Light-powered self-spinning of a button spinner

Abstract

Self-oscillation can maintain own continuous motion by means of energy conversion from constant external stimuli to mechanical work, making them highly suitable for being applied in soft robotics, motors, military industry and so on. With the inspiration provided by the spinning of button spinner toy, we creatively develop a self-spinning button spinner, containing a button rotor and a pair of liquid crystal elastomer (LCE) fibers under steady illumination. Based on well-established twisting thread model and dynamic LCE model, a nonlinear dynamic model of self-spinning button spinner under steady illumination is proposed. Numerical calculation reveals that two motion regimes are involved for the button spinner on exposure to steady illumination, which are distinguished as the static regime and the self-spinning regime.

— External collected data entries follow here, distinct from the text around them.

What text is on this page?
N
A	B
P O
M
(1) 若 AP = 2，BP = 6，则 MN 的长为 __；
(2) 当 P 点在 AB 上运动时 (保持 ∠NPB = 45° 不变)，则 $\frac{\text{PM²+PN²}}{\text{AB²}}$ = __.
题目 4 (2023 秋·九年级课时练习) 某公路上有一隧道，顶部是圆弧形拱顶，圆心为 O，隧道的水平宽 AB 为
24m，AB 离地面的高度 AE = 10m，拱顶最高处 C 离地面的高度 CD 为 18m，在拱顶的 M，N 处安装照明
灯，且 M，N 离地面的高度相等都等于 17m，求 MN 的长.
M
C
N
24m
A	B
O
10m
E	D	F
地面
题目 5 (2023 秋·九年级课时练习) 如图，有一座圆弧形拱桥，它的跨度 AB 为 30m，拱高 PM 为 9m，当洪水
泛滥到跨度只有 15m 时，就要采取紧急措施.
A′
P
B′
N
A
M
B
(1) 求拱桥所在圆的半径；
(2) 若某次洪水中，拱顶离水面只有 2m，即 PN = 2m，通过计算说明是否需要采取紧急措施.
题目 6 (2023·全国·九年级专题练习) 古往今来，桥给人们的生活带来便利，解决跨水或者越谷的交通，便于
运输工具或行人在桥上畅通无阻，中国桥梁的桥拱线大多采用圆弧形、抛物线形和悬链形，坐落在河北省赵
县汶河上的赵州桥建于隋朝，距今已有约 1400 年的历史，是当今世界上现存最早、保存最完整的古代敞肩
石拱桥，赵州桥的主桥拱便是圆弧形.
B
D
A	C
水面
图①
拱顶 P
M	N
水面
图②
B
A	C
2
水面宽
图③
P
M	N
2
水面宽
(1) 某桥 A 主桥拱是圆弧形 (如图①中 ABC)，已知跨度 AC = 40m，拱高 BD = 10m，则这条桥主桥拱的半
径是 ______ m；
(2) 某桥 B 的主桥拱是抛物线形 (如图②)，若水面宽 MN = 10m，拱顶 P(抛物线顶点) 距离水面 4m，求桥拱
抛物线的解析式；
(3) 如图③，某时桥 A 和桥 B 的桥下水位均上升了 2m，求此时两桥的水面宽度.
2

The self-spinning of button spinner originates from the contraction of twisted segments of LCE fibers in illumination at winding state, and its continuous periodic motion is sustained through the interrelation between light energy and damping dissipation. In addition, the critical conditions necessary for triggering the self-spinning, as well as the vital system parameters affecting its frequency and amplitude, are investigated in detail. Different from the existing abundant self-oscillating systems, this self-spinning button spinner has superiority in simple structure, customizable size, and rapid speed, and it is anticipated to provide more diverse design ideas for soft robotics, energy harvesters, micromachines and so on.